Barnevik was born in Simrishamn, southern Sweden, as the youngest of three children, and grew up in Uddevalla, north of Gothenburg , where his parents ran a small print shop. He studied at Gothenburg University and Stanford Graduate School of Business and received seven honorary doctorates in Sweden, Finland and the USA, including Linköping University (1989) and Gothenburg University (1992). Barnevik was awarded the IEEE Ernst Weber Managerial Leadership Recognition in 1993 for outstanding management performance.

Career

In 1975 Barnevik was promoted to CEO of Sandviks American's steel division . Over the next four years, the company tripled profits to $ 250 million. During his work in the USA, Sandvik, like General Electric and US Steel , kept their distance from him.

In 1979 he moved to ASEA, a leading Swedish industrial company in Västerås . In 1987, he and his Swiss competitor, Brown Boveri Ltd, decided to start the first major cross-border merger in Europe. He was CEO of ASEA from 1980–1987, Asea Brown Boveri from 1988–1996, of Sandvik from 1983–2002, of Skanska from 1992–1997, of Investor AB , part of the Wallenberg Group , 1997–2002, of AstraZeneca from 1994–2004 and at ABB from 1996–2002. He served on the board of directors at DuPont , USA, from 1992–1998 and, as the first non-American, at General Motors , USA, from 1996–2009, and was a member of the Bilderberg Conference from 1992–2001.

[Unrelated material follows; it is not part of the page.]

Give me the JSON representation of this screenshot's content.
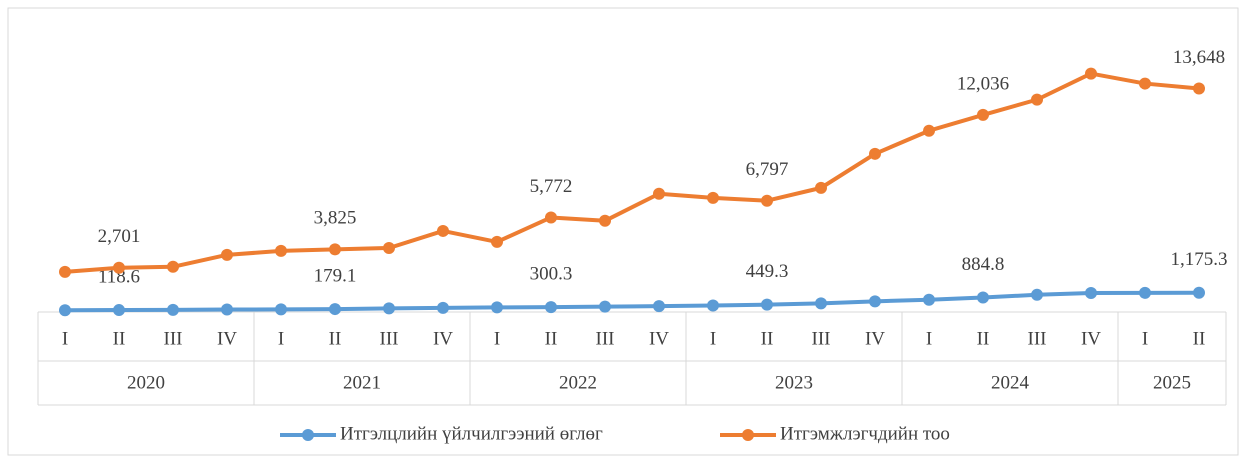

At ABB he introduced the matrix organization , which was initially seen as a significant management innovation. Later, however, this form of organization was seen as the cause of the ABB crisis, along with incorrect operational and strategic decisions. ABB had grown so much that the coordination effort required in a matrix organization was no longer manageable. After differences of opinion about the further development of ABB, Barnevik left the company in 2002 and received a tax-deductible payment in his pension assets of CHF 148 million, which was heavily criticized in public. In the end, he paid back CHF 89 million.

Later he worked in the aid organization "Hand in Hand", which grants microcredits in developing countries.

Personal

Barnevik lives in London. In an interview, he announced that a test found him unfit for a managerial position.

Memberships

Web links

Individual evidence

  1. manager magazin online - The end of a legend? Retrieved September 13, 2013 .
  2. faz.net: Mistakes and intrigues overthrow Percy Barnevik, accessed September 19, 2013
  3. www.zeit.de: The permanent revolution, accessed on September 25, 2013
  4. www.handelszeitung.ch: Organizational forms the crux with the matrix, accessed on September 25, 2013
  5. www.manager-magazin.de: What is Percy Barnevik actually doing, accessed on September 19, 2013
  6. www.zeit.de: Cashed millions, helped millions
  7. http://www.dn.se/ekonomi/percy-barnevik-jag-var-olamplig-som-chef
  8. ^ Royal Swedish Academy of Engineering Sciences: Barnevik, Percy . Ivawebb.se. Archived from the original on October 7, 2011. Info: The archive link was automatically inserted and not yet checked. Please check the original and archive link according to the instructions and then remove this notice. Retrieved May 13, 2012. @1@ 2Template: Webachiv / IABot / www.ivawebb.se
  9. Book of Members, 1780–2010: Chapter B (PDF; 726 kB) American Academy of Arts and Sciences. Retrieved May 17, 2011.